The sharpest detail buried in Jermaine Dupri’s new lawsuit against Sony Music Entertainment is not the $18 million figure. It’s the claim that Sony hid Kris Kross royalties in a separate accounting system for over 20 years without telling anyone on Dupri’s side.

Dupri, So So Def Recordings and So So Def Productions filed the complaint in Manhattan federal court on July 6, targeting Sony over alleged royalty shortfalls tied to some of the biggest names in ’90s and early 2000s R&B and rap. The roster reads like a So So Def hall of fame: Xscape, Da Brat, Kris Kross, Jagged Edge, Usher, Mariah Carey, Bow Wow, J-Kwon and Bone Crusher.

The Kris Kross piece is particularly pointed. The lawsuit alleges Sony never reported producer or override royalties from the group’s first two albums, Totally Krossed Out and Da Bomb, until 2023, and that more than $2.2 million is still owed from those records alone.

When Dupri’s side started asking questions, Sony reportedly said it simply didn’t know those royalties had never been reported. The complaint doesn’t accept that explanation, alleging Sony “attempted to conceal all Kris Kross royalties due Plaintiffs for over 20 years in a separate royalty accounting system unknown to Plaintiffs.

The filing also claims Sony handed over Kris Kross royalty statements in 2023 and 2024 showing more than $30 million in foreign sales, yet still refused to cut the check for at least $2.2 million tied to those records. That’s a hard gap to explain away as a clerical issue.

Xscape and Da Brat are central to the case as well. The complaint says Sony underreported more than $960,000 in producer royalties from Xscape’s 1993 debut Hummin’ Comin’ At ‘Cha, and withheld more than $1 million in producer royalties from Da Brat’s 1994 album Funkdafied.

The Xscape accounting gets even messier. Both of the group’s first two albums were certified platinum, but the lawsuit says Sony still had one So So Def account listed as more than $1.5 million in the red as of June 2020. The complaint calls it “unfathomable” that platinum-selling records couldn’t cover their own advances.

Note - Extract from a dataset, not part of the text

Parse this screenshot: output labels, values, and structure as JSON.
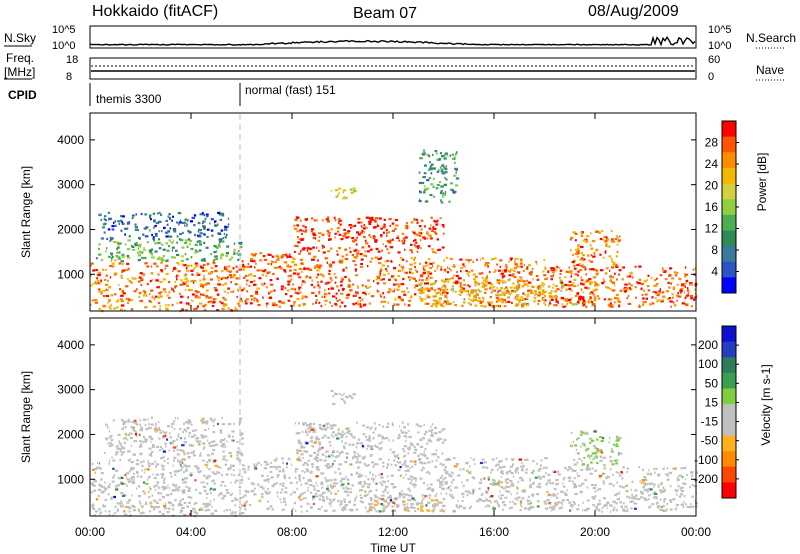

Dupri’s side says that same account generated over $1 million between 2020 and 2024, but So So Def never saw those payments because Sony kept applying the old negative balance against incoming money. That’s not a one-time mistake; that’s a pattern running across multiple years.

Jagged Edge’s 1997 album The Jagged Era is also in the mix. The lawsuit says Sony eventually issued amended statements but only corrected figures going back to 2007, leaving a chunk of earlier money still unaccounted for. The complaint frames that as a deliberate attempt to conceal what was owed.

The whole case was reportedly triggered by a 2025 desk audit conducted by accounting firm Gelfand, Rennert and Feldman. That audit is what allegedly surfaced the full scope of the problem, and Dupri’s team is now arguing that Sony “knew it was violating the contracts” and never voluntarily disclosed any of it.

The $18 million figure includes more than $10 million in interest, which signals just how far back some of these claims stretch. The complaint also notes that Dupri’s work and production deals under So So Def generated more than $200 million in gross revenue over three decades, framing this as a 32-year business relationship that soured badly.

Dupri’s side is asking for a jury trial, the full $18 million, attorneys’ fees and any additional relief the court sees fit to grant. Sony has not yet publicly responded to the filing.